I've always been fascinated by the music that different circles choose for their séances/sittings, and at every one, while some choices make sense, invariably there are some that never faileto surprise me. Every circle is its own culture—which I’m sure some paranthropologist is studying, somewhere. How can one ever possibly find the words to describe the fact that the culture is a blending of two astonishingly different lines—that of the Risen with terrestrial, embodied spirits—and in some cases, non-terrrestrial, embodied spirits? The music, then, is the result of a co-creative effort of all who are invested in the goals and agendas of the sittings.

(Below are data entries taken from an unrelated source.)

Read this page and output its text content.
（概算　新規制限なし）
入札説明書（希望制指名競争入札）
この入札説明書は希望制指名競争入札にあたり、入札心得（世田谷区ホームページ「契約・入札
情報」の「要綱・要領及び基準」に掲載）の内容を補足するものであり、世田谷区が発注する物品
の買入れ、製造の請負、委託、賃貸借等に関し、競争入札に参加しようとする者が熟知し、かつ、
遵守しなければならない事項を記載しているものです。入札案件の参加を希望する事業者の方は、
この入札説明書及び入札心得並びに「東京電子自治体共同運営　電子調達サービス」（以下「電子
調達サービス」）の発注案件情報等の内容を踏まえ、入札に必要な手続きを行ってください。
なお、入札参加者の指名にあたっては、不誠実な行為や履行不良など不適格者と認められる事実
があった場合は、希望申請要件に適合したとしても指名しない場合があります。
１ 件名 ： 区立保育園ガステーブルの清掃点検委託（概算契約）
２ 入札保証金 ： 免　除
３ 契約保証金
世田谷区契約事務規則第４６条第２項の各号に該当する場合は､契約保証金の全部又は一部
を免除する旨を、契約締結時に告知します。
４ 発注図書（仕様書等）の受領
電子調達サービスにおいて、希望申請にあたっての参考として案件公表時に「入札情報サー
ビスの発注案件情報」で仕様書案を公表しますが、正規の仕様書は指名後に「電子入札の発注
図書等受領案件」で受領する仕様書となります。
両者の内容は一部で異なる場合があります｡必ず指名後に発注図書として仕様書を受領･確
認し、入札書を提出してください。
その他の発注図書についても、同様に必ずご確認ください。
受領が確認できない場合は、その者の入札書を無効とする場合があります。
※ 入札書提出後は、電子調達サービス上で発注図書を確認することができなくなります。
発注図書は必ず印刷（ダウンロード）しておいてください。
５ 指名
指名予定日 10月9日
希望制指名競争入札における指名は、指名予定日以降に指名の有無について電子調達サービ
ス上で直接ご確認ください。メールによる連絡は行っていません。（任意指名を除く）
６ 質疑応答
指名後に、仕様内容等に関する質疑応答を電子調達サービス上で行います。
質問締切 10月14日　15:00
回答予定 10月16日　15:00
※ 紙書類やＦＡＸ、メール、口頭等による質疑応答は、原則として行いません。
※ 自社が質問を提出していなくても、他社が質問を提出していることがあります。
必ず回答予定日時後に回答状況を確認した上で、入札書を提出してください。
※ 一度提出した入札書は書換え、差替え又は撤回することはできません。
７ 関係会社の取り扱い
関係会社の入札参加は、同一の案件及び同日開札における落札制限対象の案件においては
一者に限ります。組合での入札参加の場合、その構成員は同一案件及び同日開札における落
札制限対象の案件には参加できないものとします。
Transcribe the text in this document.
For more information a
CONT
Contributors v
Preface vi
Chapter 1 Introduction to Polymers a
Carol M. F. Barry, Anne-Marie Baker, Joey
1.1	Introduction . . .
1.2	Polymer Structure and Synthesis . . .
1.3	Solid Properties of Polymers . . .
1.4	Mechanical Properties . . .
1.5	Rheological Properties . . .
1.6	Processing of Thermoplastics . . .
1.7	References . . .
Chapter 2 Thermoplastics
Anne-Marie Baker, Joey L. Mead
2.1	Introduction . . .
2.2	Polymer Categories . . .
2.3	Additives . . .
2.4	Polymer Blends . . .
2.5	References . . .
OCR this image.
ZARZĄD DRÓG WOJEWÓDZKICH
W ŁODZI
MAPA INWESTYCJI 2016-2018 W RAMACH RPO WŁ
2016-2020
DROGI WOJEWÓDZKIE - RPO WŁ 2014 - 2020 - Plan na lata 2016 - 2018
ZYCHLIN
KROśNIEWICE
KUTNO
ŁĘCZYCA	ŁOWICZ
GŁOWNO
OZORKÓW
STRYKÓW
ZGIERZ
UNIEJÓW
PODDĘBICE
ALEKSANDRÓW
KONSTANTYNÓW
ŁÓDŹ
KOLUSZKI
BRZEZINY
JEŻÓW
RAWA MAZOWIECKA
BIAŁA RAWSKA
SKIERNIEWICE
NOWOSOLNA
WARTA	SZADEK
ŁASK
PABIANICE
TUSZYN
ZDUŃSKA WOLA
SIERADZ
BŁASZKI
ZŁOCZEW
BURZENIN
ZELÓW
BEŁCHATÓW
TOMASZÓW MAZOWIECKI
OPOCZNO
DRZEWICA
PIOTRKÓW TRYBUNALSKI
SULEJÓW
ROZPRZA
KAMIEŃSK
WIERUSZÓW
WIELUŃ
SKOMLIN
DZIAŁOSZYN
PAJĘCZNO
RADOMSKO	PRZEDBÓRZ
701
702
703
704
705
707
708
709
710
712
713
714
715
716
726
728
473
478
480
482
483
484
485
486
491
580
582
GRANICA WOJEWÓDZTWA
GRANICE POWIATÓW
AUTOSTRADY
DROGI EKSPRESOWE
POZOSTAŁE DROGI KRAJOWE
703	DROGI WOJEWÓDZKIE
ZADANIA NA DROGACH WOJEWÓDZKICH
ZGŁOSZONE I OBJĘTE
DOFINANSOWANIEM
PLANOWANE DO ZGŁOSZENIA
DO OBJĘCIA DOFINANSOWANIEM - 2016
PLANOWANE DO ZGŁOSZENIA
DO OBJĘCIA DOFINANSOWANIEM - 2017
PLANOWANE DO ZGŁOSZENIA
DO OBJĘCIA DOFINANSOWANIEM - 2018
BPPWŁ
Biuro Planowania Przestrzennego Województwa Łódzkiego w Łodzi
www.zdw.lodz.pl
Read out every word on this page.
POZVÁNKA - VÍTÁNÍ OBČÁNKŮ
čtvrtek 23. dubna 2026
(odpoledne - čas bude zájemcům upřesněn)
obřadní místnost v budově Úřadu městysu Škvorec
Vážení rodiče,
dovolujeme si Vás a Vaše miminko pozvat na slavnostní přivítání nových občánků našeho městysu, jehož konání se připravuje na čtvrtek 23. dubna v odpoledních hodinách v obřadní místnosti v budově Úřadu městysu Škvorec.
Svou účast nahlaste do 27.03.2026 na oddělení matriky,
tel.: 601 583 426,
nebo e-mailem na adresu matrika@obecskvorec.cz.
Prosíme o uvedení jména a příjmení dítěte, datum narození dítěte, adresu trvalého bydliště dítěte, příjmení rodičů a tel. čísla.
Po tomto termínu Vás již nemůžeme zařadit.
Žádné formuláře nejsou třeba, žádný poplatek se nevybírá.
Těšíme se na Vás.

My interest is especially keen because of my intense musical background as a classically-trained solo artist, which was actually my career as a child and young adult. This training included many years of intense and comprehensive cross-training in numerous instruments, cultures, theories and methods, including composition, accompaniment and directing. I am also blessed (or cursed) with perfect pitch to an exceptional 64th degree of tone. I know this because one of our piano tuners when I was a pre-teen had brought a then-innovative electronic tuning system—an oscilloscope—and he used it to test my discerning hearing.

I can still remember discovering with ecstatic joy the first electronically synthesized music in a ground-breaking album, “Switched-On Bach” by Walter Carlos—now Wendy Carlos. Finally I could hear something that my 64 degrees of tonality could tolerate! I would listen to it for hours with headphones, filling my head with it, tears running down my cheeks… I was 12 years old.

The combination of my other degrees of writing and journalism also makes for an exceptional skill in listening and analyzing music with lyrics—for words are music in themselves, even without music. The primary reason why I no longer engage in music as a career, or even listen to it all that much anymore—except for some very particular pieces of synthesized music—is that I’ve heard, with my spiritual ears, Risen music. It makes the greatest of our greatest sound like flat, tinny, childish attempts to talk underwater. The vast majority of it has some underlying tone—however faint or subtle—of sadness, which is not found in Risen culture. It is too painful for me to listen to most earthly music now.

I bring this all up—in all humility—merely to present my qualifications when it comes to commenting about the incredibly rich variety of music one will find in mediumship circles. In the bygone pre-electronic days, circles invariably sang without instrumental accompaniment—although those in spirit often played along with the many instruments set out for them to demonstrate, and often far better than an embodied person ever could! I have an old Spiritualist Hymn book, and most of the songs are fast tempo in major chords, almost marching tunes, designed to rouse the spirit.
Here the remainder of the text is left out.